I’m excited about this, but I’m also filled with trepidation. This is not my first Christmas sick–not by a long shot–but my parents are getting older. In the natural order of things I should be taking the reins on food preparation and those other household tasks. Those are things I enjoy doing and the fact that I have to let my septugenarian mother slave over a stove while I sit by useless is kind of galling.
I haven’t done any baking. I miss that. I think I’ll also miss the Christmas music. I’ve gotten into Pandora’s Classical Christmas station in the last week and I know I’ll miss all those wonderful arrangements of classic songs.
Except the ones sung by professional children’s choirs. I know this is off-topic, and I know I have several friends here in Nashville and elsewhere who are blessed with vocally talented kids. So I hate to say this, but at the same time I have to own up to the fact that this year those well-trained children’s choirs have sort of been creeping me out. I don’t know why–I’m also prone to similar jitters when I see a Victorian Valentine or those tin toys from the 1920s. And I’ve only experienced the skeeviness from Christmas music so I think
it’s probably the combination of youthful innocence and antiquarian polish. You know. Like Children of the Corn. Where they’re kids but they also have that “We are posessed by old people” thing going on. Anyway, this is off topic.
The topic is supposed to be how I’m excited for Christmas but also not ready to move through it to the place where it’s over. So I guess that’s like life in general.

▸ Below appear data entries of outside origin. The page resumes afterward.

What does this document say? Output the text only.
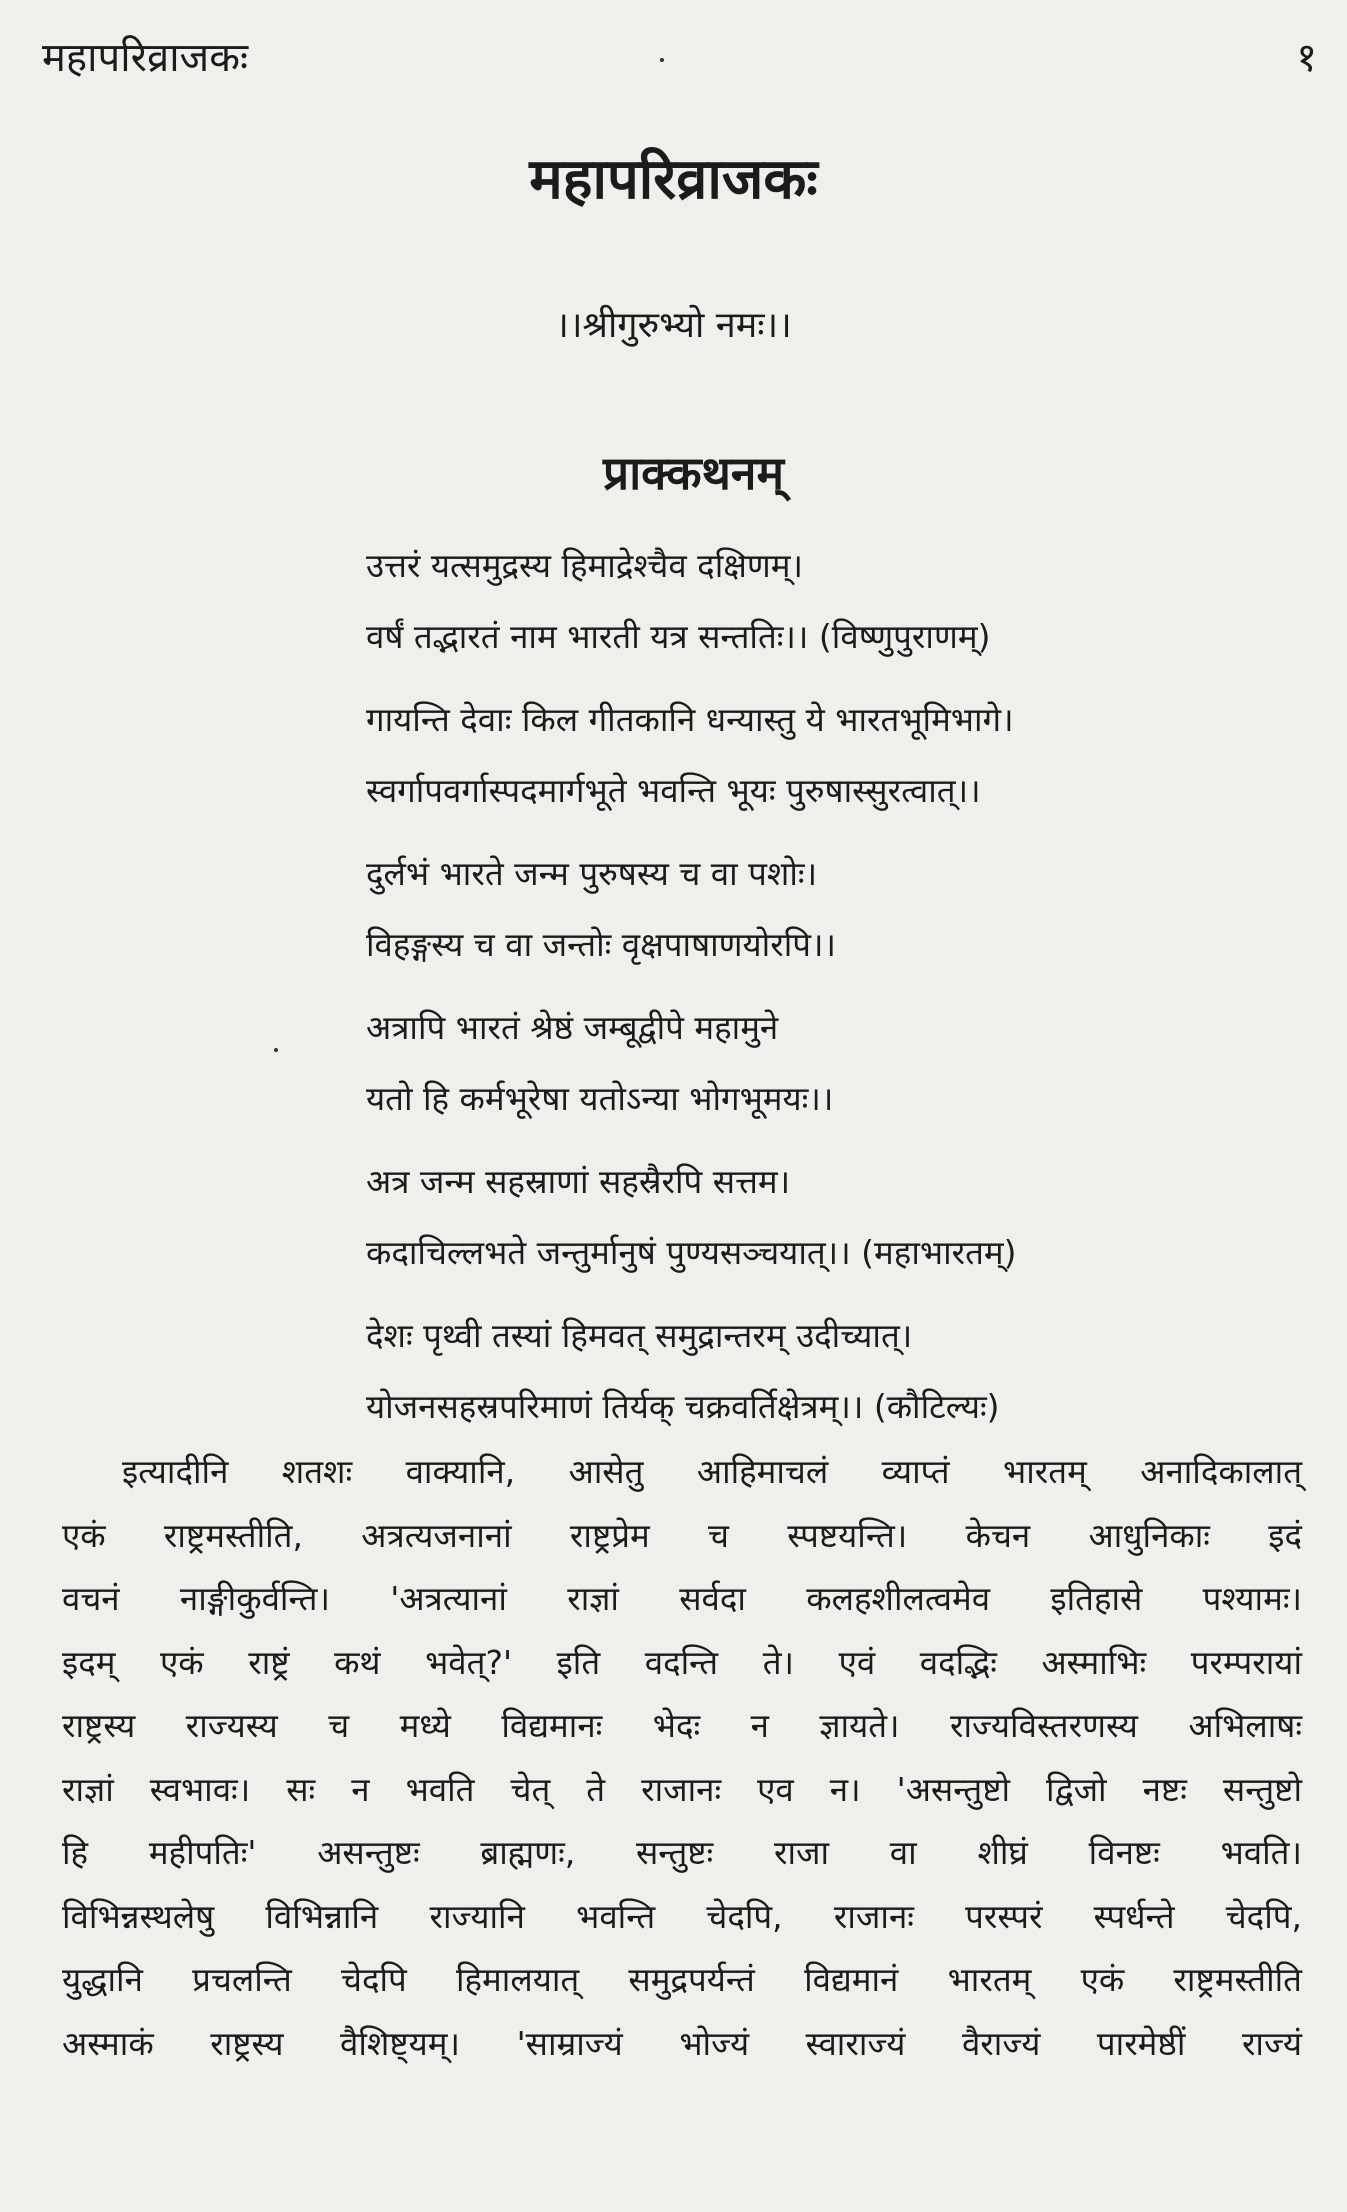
महापरिव्राजकः	१
महापरिव्राजकः
।।श्रीगुरुभ्यो नमः।।
प्राक्कथनम्
उत्तरं यत्समुद्रस्य हिमाद्रेश्चैव दक्षिणम्।
वर्षं तद्भारतं नाम भारती यत्र सन्ततिः।। (विष्णुपुराणम्)
गायन्ति देवाः किल गीतकानि धन्यास्तु ये भारतभूमिभागे।
स्वर्गापवर्गास्पदमार्गभूते भवन्ति भूयः पुरुषास्सुरत्वात्।।
दुर्लभं भारते जन्म पुरुषस्य च वा पशोः।
विहङ्गस्य च वा जन्तोः वृक्षपाषाणयोरपि।।
अत्रापि भारतं श्रेष्ठं जम्बूद्वीपे महामुने
यतो हि कर्मभूरेषा यतोऽन्या भोगभूमयः।।
अत्र जन्म सहस्राणां सहस्रैरपि सत्तम।
कदाचिल्लभते जन्तुर्मानुषं पुण्यसञ्चयात्।। (महाभारतम्)
देशः पृथ्वी तस्यां हिमवत् समुद्रान्तरम् उदीच्यात्।
योजनसहस्रपरिमाणं तिर्यक् चक्रवर्तिक्षेत्रम्।। (कौटिल्यः)
इत्यादीनि शतशः वाक्यानि, आसेतु आहिमाचलं व्याप्तं भारतम् अनादिकालात्
एकं राष्ट्रमस्तीति, अत्रत्यजनानां राष्ट्रप्रेम च स्पष्टयन्ति। केचन आधुनिकाः इदं
वचनं नाङ्गीकुर्वन्ति। 'अत्रत्यानां राज्ञां सर्वदा कलहशीलत्वमेव इतिहासे पश्यामः।
इदम् एकं राष्ट्रं कथं भवेत्?' इति वदन्ति ते। एवं वदद्भिः अस्माभिः परम्परायां
राष्ट्रस्य राज्यस्य च मध्ये विद्यमानः भेदः न ज्ञायते। राज्यविस्तरणस्य अभिलाषः
राज्ञां स्वभावः। सः न भवति चेत् ते राजानः एव न। 'असन्तुष्टो द्विजो नष्टः सन्तुष्टो
हि महीपतिः' असन्तुष्टः ब्राह्मणः, सन्तुष्टः राजा वा शीघ्रं विनष्टः भवति।
विभिन्नस्थलेषु विभिन्नानि राज्यानि भवन्ति चेदपि, राजानः परस्परं स्पर्धन्ते चेदपि,
युद्धानि प्रचलन्ति चेदपि हिमालयात् समुद्रपर्यन्तं विद्यमानं भारतम् एकं राष्ट्रमस्तीति
अस्माकं राष्ट्रस्य वैशिष्ट्यम्। 'साम्राज्यं भोज्यं स्वाराज्यं वैराज्यं पारमेष्ठीं राज्यं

I’m sweating the last of my Christmas gifts arriving on time. I leave to go to my parents on the 23rd. All of my gifts are scheduled to be delivered by then except for TheBoyfriend™’s and my Dad’s. Now TheBoyfriend™’s I’m not so worried about. If it’s not there at Christmas, he’ll just get it when we get back home. But I’m sweating my dad’s arriving on time.
I hate to say it though, but this year I’m much more excited for Christmas to be over, just because I’ve been going non-stop since two weeks before Thanksgiving. I took the whole week off work between Christmas and New Years and so it’s once I get the Christmas stuff out of the way that I’ll actually have a chance to just relax at home a bit, and I’m so looking forward to that.
And those dog things you posted are terrifying.
The dog thing is icky cute, but not scary (to me).
And you can still help your mother with the most important part of the baking, licking the bowl.